No tengo nada imprescindible que escribir acerca de lo que fue este día. Atendí a mis pacientes, uno tras otro, mientras L leía De la Tierra a la Luna en el piso, al lado del escritorio de Carla, mi secretaria. Lo único realmente importante acaba de suceder: después de cenar, le pedí que por favor hiciera un esfuerzo, dejara el libro sobre la mesa, y me acompañara hasta la terraza del edificio para mirar un rato la luna.

Increíblemente, accedió sin chistar.

Había luna llena.

Y nos recostamos a observarla sobre las baldosas frías. Disfruté de la maravilla. Era la primera vez que estábamos juntas sin algún libro de por medio. Además de la paz del momento y de la alegría de compartir una luna tan gigante y tan blanca, la sentía cerca, la sentía viva.

⸺—¿Te gusta?

Le pregunté y no me contestó.

Por eso, levanté un poco la cabeza y la miré. Tenía los ojos cerrados, parecía dormida. Me preocupé. En silencio, le acomodé el mechón de pelo que le tapaba una de sus mejillas, no quería que se diera cuenta de mi preocupación. Como no abría los ojos, volví a mi posición anterior y cerré yo también los míos. Lo primero que noté fue que la luna seguía ahí, que no desaparecía, que quedaba su memoria en algún rincón de los párpados. Una imagen que no era fija, que se movía, que se apagaba y se encendía, que se hacía más grande o más pequeña, que estaba viva.

Me gustó.

Tanto que hasta llegué a olvidarme de que la nena yacía a mi lado.

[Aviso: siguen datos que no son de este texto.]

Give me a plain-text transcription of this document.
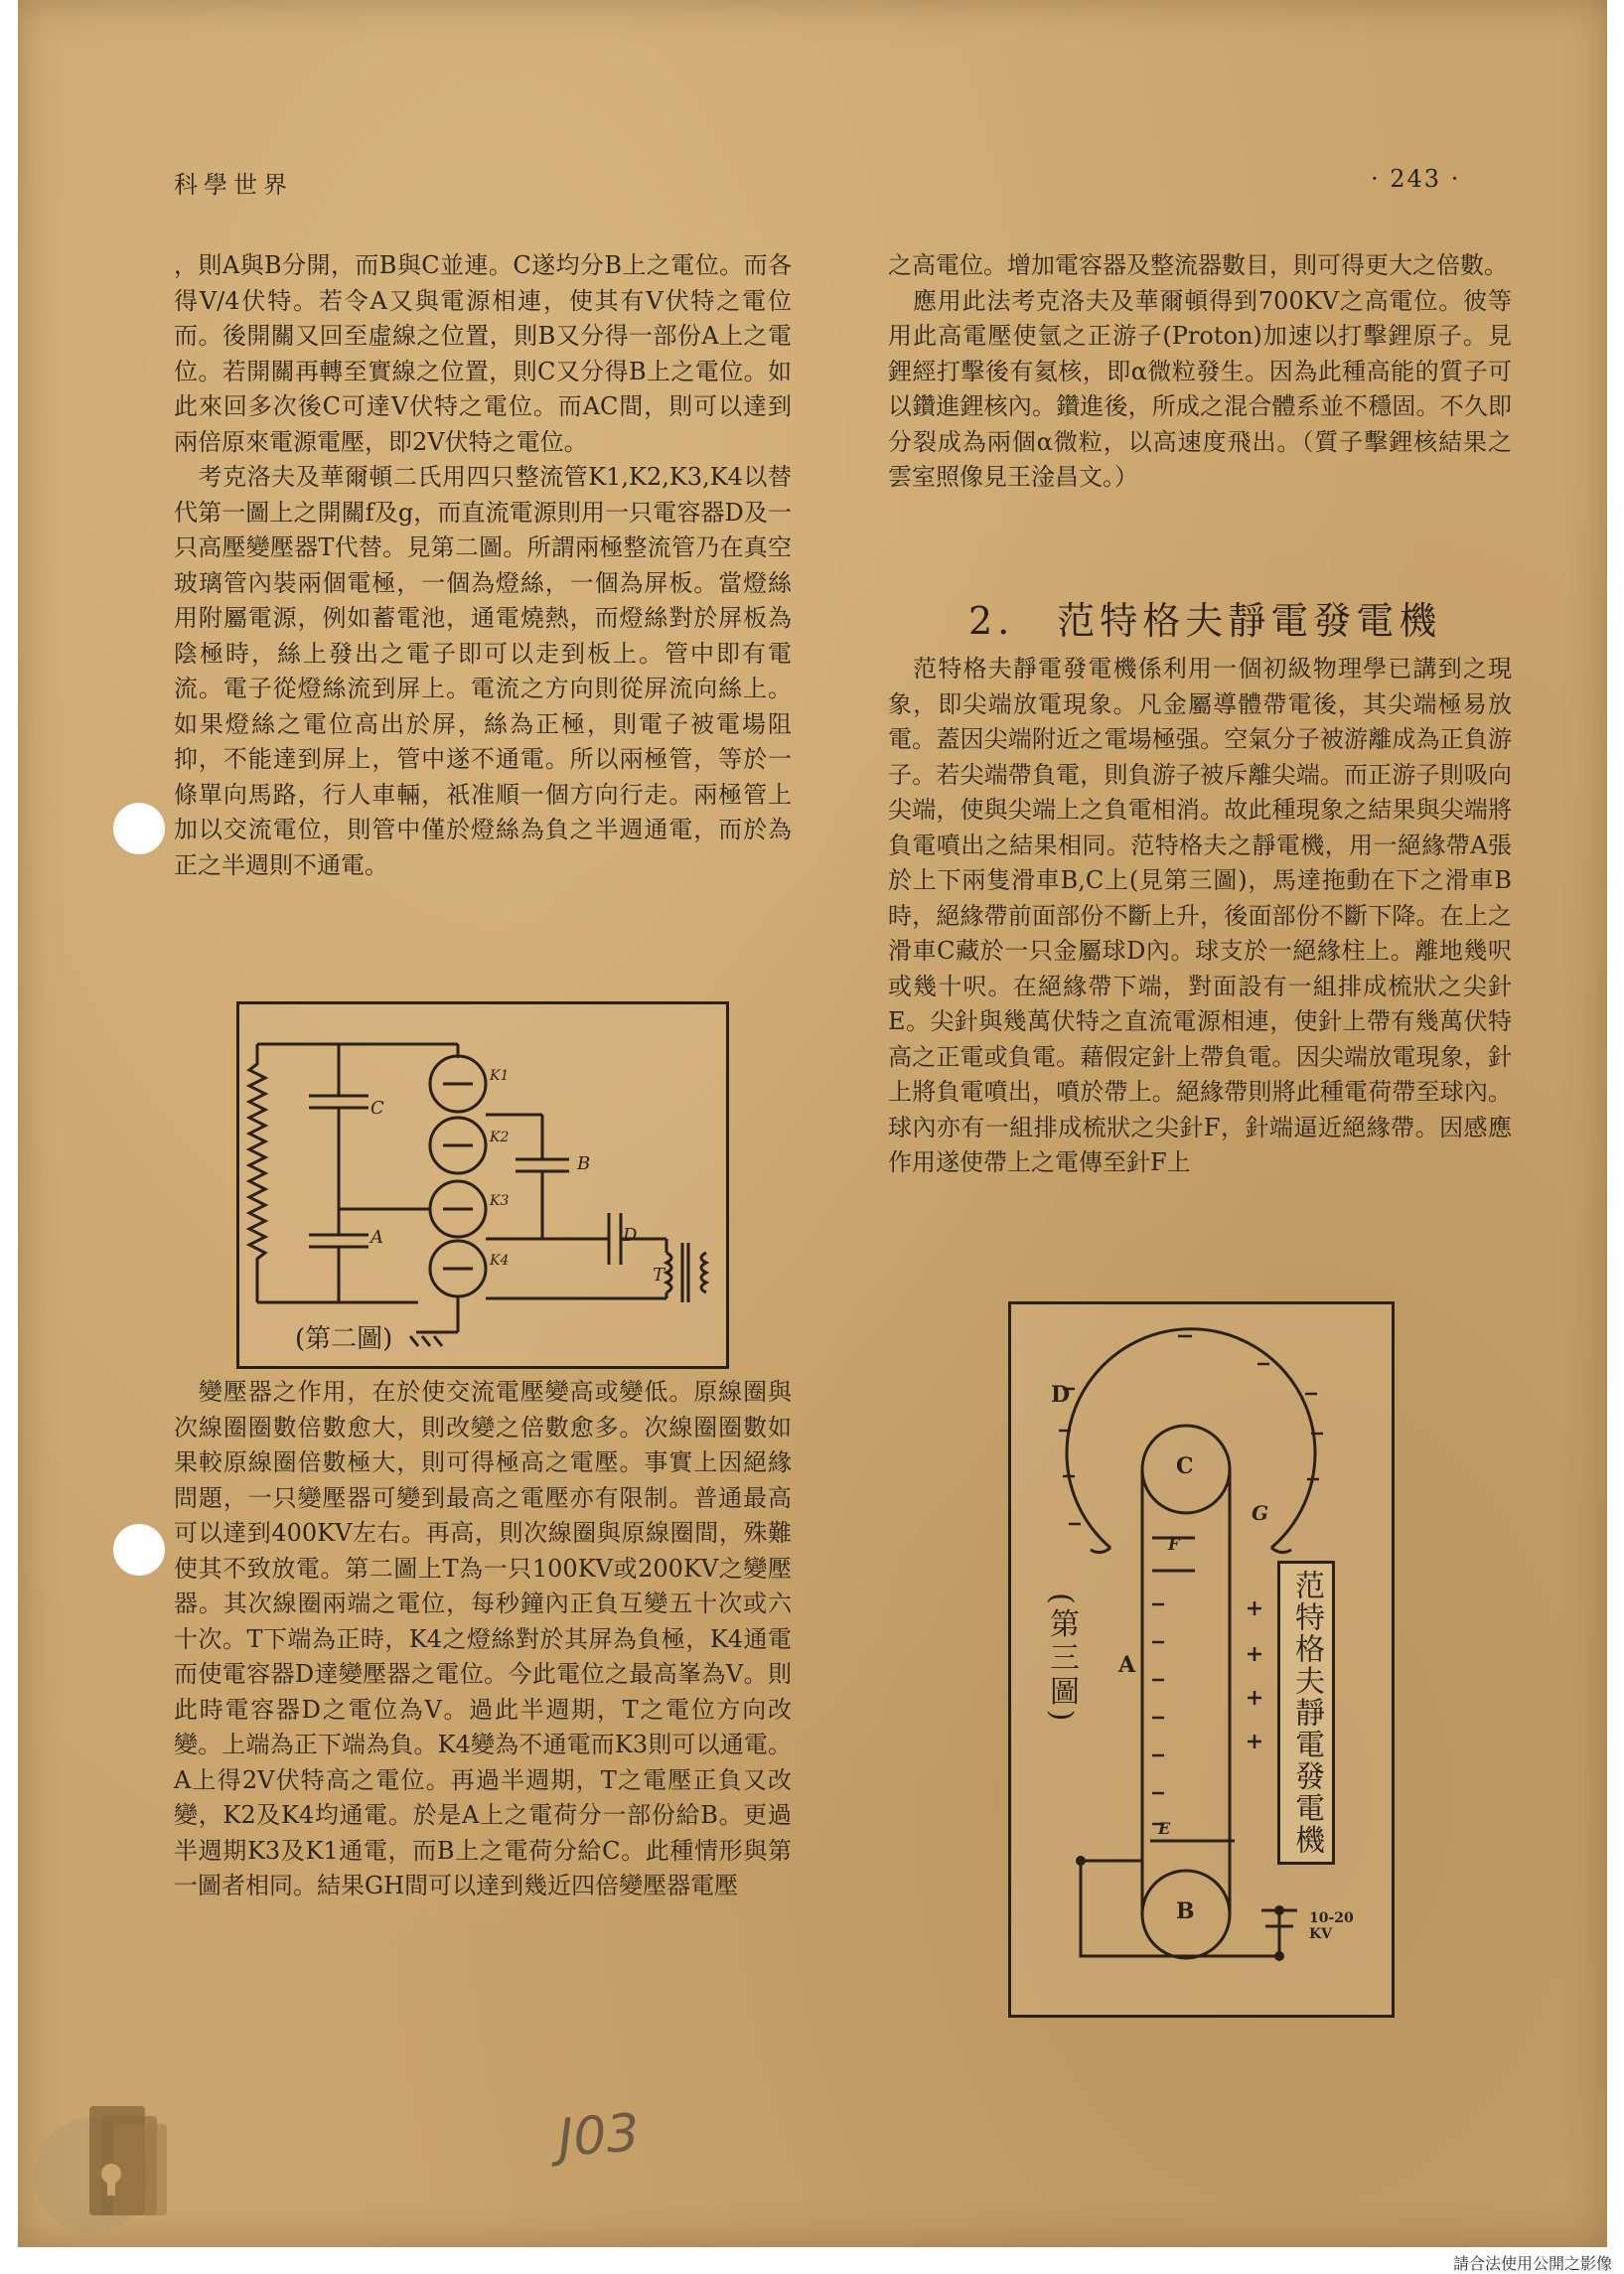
科學世界	· 243 ·

，則A與B分開，而B與C並連。C遂均分B上之電位。而各得V/4伏特。若令A又與電源相連，使其有V伏特之電位而。後開關又回至虛線之位置，則B又分得一部份A上之電位。若開關再轉至實線之位置，則C又分得B上之電位。如此來回多次後C可達V伏特之電位。而AC間，則可以達到兩倍原來電源電壓，即2V伏特之電位。

　考克洛夫及華爾頓二氏用四只整流管K1,K2,K3,K4以替代第一圖上之開關f及g，而直流電源則用一只電容器D及一只高壓變壓器T代替。見第二圖。所謂兩極整流管乃在真空玻璃管內裝兩個電極，一個為燈絲，一個為屏板。當燈絲用附屬電源，例如蓄電池，通電燒熱，而燈絲對於屏板為陰極時，絲上發出之電子即可以走到板上。管中即有電流。電子從燈絲流到屏上。電流之方向則從屏流向絲上。如果燈絲之電位高出於屏，絲為正極，則電子被電場阻抑，不能達到屏上，管中遂不通電。所以兩極管，等於一條單向馬路，行人車輛，祇准順一個方向行走。兩極管上加以交流電位，則管中僅於燈絲為負之半週通電，而於為正之半週則不通電。

C
B
A	D
T
K1
K2
K3
K4
(第二圖)

　變壓器之作用，在於使交流電壓變高或變低。原線圈與次線圈圈數倍數愈大，則改變之倍數愈多。次線圈圈數如果較原線圈倍數極大，則可得極高之電壓。事實上因絕緣問題，一只變壓器可變到最高之電壓亦有限制。普通最高可以達到400KV左右。再高，則次線圈與原線圈間，殊難使其不致放電。第二圖上T為一只100KV或200KV之變壓器。其次線圈兩端之電位，每秒鐘內正負互變五十次或六十次。T下端為正時，K4之燈絲對於其屏為負極，K4通電而使電容器D達變壓器之電位。今此電位之最高峯為V。則此時電容器D之電位為V。過此半週期，T之電位方向改變。上端為正下端為負。K4變為不通電而K3則可以通電。A上得2V伏特高之電位。再過半週期，T之電壓正負又改變，K2及K4均通電。於是A上之電荷分一部份給B。更過半週期K3及K1通電，而B上之電荷分給C。此種情形與第一圖者相同。結果GH間可以達到幾近四倍變壓器電壓

之高電位。增加電容器及整流器數目，則可得更大之倍數。

　應用此法考克洛夫及華爾頓得到700KV之高電位。彼等用此高電壓使氫之正游子(Proton)加速以打擊鋰原子。見鋰經打擊後有氦核，即α微粒發生。因為此種高能的質子可以鑽進鋰核內。鑽進後，所成之混合體系並不穩固。不久即分裂成為兩個α微粒，以高速度飛出。（質子擊鋰核結果之雲室照像見王淦昌文。）

2.　范特格夫靜電發電機

　范特格夫靜電發電機係利用一個初級物理學已講到之現象，即尖端放電現象。凡金屬導體帶電後，其尖端極易放電。蓋因尖端附近之電場極强。空氣分子被游離成為正負游子。若尖端帶負電，則負游子被斥離尖端。而正游子則吸向尖端，使與尖端上之負電相消。故此種現象之結果與尖端將負電噴出之結果相同。范特格夫之靜電機，用一絕緣帶A張於上下兩隻滑車B,C上(見第三圖)，馬達拖動在下之滑車B時，絕緣帶前面部份不斷上升，後面部份不斷下降。在上之滑車C藏於一只金屬球D內。球支於一絕緣柱上。離地幾呎或幾十呎。在絕緣帶下端，對面設有一組排成梳狀之尖針E。尖針與幾萬伏特之直流電源相連，使針上帶有幾萬伏特高之正電或負電。藉假定針上帶負電。因尖端放電現象，針上將負電噴出，噴於帶上。絕緣帶則將此種電荷帶至球內。球內亦有一組排成梳狀之尖針F，針端逼近絕緣帶。因感應作用遂使帶上之電傳至針F上

D
C
G
F
A
E
B	10-20 KV
(第三圖)	范特格夫靜電發電機
J03
請合法使用公開之影像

Ella fue la que me sacó de ese ensimismamiento. Una de sus manitos me acomodó un mechón de pelo detrás de la oreja. Me estremecí. Levanté la cabeza y golpeé sin querer contra su brazo. De inmediato le pedí mil disculpas, le dije que era una tonta, que me había asustado. Claro que lo dije tan rápido que ella no alcanzó a comprenderme. Aunque, en esta oportunidad, no le importó la velocidad de mis dichos. Sonreía. Parecía feliz.

⸺—Lindo.

⸺—Linda.

⸺—No.

Enseguida le expliqué, morosamente, que luna era una palabra femenina, que por eso había que referirse a ella como linda y no como lindo. Entonces largó una carcajada. La primera carcajada de su vida, con toda seguridad. Después se sentó, me miró a los ojos y repitió lindo. Y agregó, entre risas y tomándose su tiempo, que lindo era que un señor hubiese imaginado que se podía construir una nave que llegara tan lejos, que le gustaba bastante más el libro que esa cosa redonda y plana que colgaba del cielo.

Lo redondo, lo plano y los libros.

Siempre.

No me animé a contradecirla, no era el momento para hacerlo, no creo que contarle que otros hombres ya habían construido esa nave y que, incluso bastante antes de su nacimiento, cuando yo tenía casi su misma edad, había visto por televisión como un par de ellos caminaban a los saltos sobre la superficie de esa cosa redonda y plana.